Crowds Without Qualities
MARCUS KLEINFELD
"One should support the making of opinions" says Marcus Kleinfeld. The paintings collected here require us to recalibrate our understanding of the world as we interpret it.
These are contemplative paintings – both in their subject matter and in our engagement with them. The vividness with which the stuff of our everyday life is presented to us reinvigorates it, names it and identifies it. By rendering the familiar unfamiliar Marcus Kleinfeld reminds us of the sensation of things as they are perceived, and not as they are known. The dramatic portrayals of domesticated foodstuffs serve to reacquaint us with the real by means of close observance.

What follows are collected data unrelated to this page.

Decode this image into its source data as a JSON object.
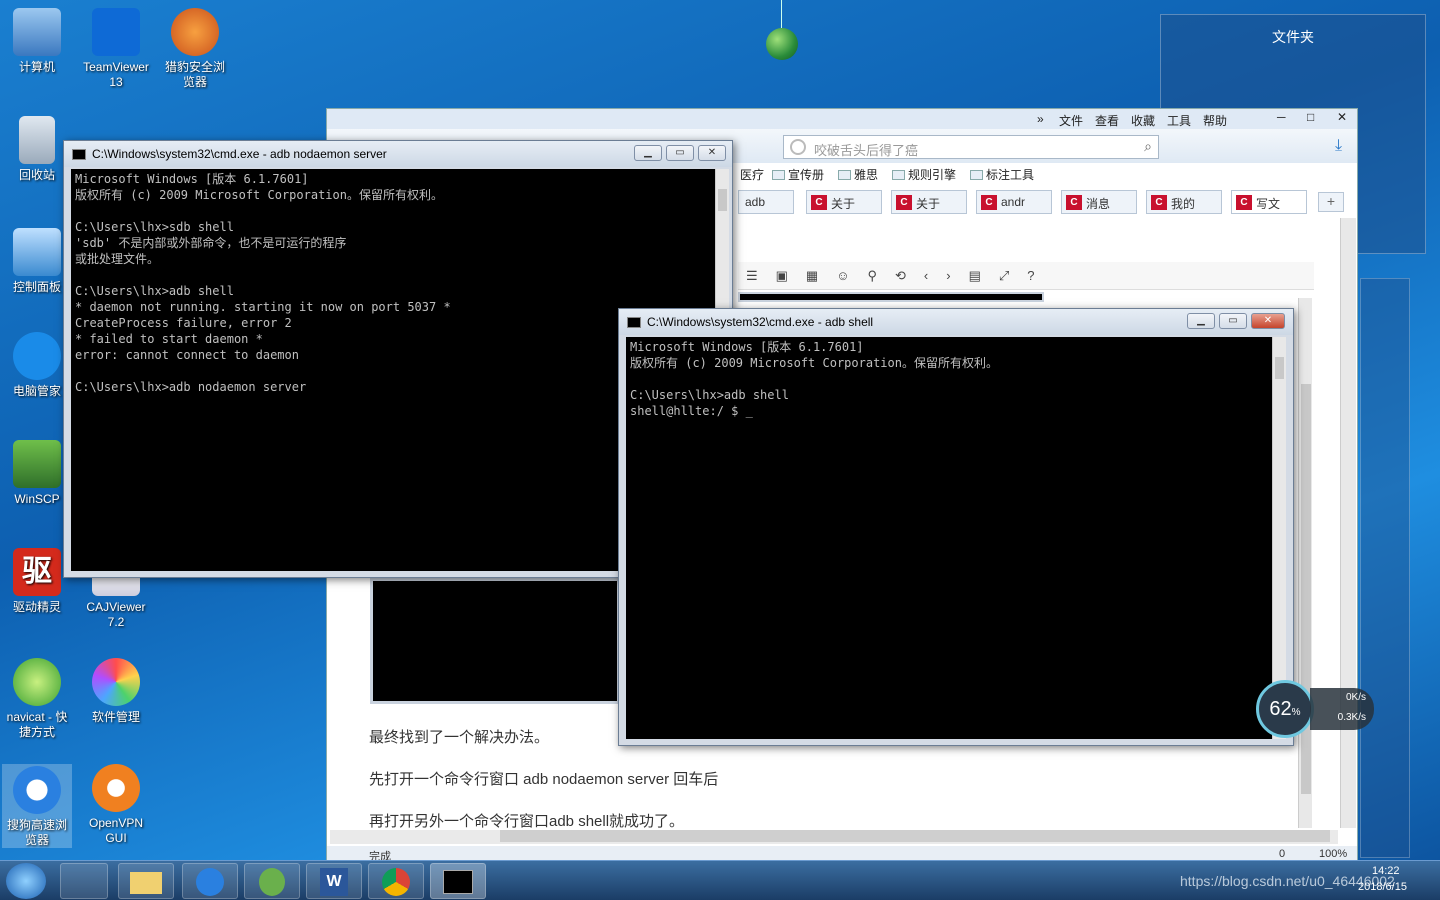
{
  "desktop": {
    "icons": [
      {
        "label": "计算机"
      },
      {
        "label": "TeamViewer 13"
      },
      {
        "label": "猎豹安全浏览器"
      },
      {
        "label": "回收站"
      },
      {
        "label": "控制面板"
      },
      {
        "label": "电脑管家"
      },
      {
        "label": "WinSCP"
      },
      {
        "label": "驱动精灵"
      },
      {
        "label": "CAJViewer 7.2"
      },
      {
        "label": "navicat - 快捷方式"
      },
      {
        "label": "软件管理"
      },
      {
        "label": "搜狗高速浏览器"
      },
      {
        "label": "OpenVPN GUI"
      }
    ]
  },
  "folder_widget": {
    "title": "文件夹"
  },
  "browser": {
    "menu": [
      "»",
      "文件",
      "查看",
      "收藏",
      "工具",
      "帮助"
    ],
    "search_placeholder": "咬破舌头后得了癌",
    "bookmarks": [
      "医疗",
      "宣传册",
      "雅思",
      "规则引擎",
      "标注工具"
    ],
    "tabs": [
      "adb",
      "关于",
      "关于",
      "andr",
      "消息",
      "我的",
      "写文"
    ],
    "article": [
      "最终找到了一个解决办法。",
      "先打开一个命令行窗口 adb nodaemon server 回车后",
      "再打开另外一个命令行窗口adb shell就成功了。"
    ],
    "status": {
      "left": "完成",
      "zoom": "100%",
      "count": "0"
    }
  },
  "cmd1": {
    "title": "C:\\Windows\\system32\\cmd.exe - adb  nodaemon server",
    "lines": "Microsoft Windows [版本 6.1.7601]\n版权所有 (c) 2009 Microsoft Corporation。保留所有权利。\n\nC:\\Users\\lhx>sdb shell\n'sdb' 不是内部或外部命令，也不是可运行的程序\n或批处理文件。\n\nC:\\Users\\lhx>adb shell\n* daemon not running. starting it now on port 5037 *\nCreateProcess failure, error 2\n* failed to start daemon *\nerror: cannot connect to daemon\n\nC:\\Users\\lhx>adb nodaemon server"
  },
  "cmd2": {
    "title": "C:\\Windows\\system32\\cmd.exe - adb  shell",
    "lines": "Microsoft Windows [版本 6.1.7601]\n版权所有 (c) 2009 Microsoft Corporation。保留所有权利。\n\nC:\\Users\\lhx>adb shell\nshell@hllte:/ $ _"
  },
  "net_widget": {
    "percent": "62",
    "unit": "%",
    "up": "0K/s",
    "down": "0.3K/s"
  },
  "taskbar": {
    "time": "14:22",
    "date": "2018/6/15",
    "watermark": "https://blog.csdn.net/u0_46446002"
  }
}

This is a revelatory contemplation. Engaged again with the world as it is, and not as we have come to think of it, we can take stock again of our attitudes towards our environment as it crowds increasingly aggressively in upon us.
Several of the paintings exhibited here employ, in order to undermine, the loaded typographies, visual conventions and formal techniques employed in what Marcus Kleinfeld describes as the "objectification of the individual" – the increased treatment by contemporary society of the person as a perfunctory unit. The visual shorthand of advertising distracts the individual from what we might term the real – products are idealised and sanitised in order to encourage our consumption of them. Advertising seeks to divorce us from the real - Marcus Kleinfeld seeks to reacquaint us with it.
Only in this reconnection with the world as it is, rather than how it is presented to us by the press, advertising or politicians, can we chisel out the space required to determine freely our own opinions. These are the opinions that Marcus Kleinfeld's work seeks to inspire.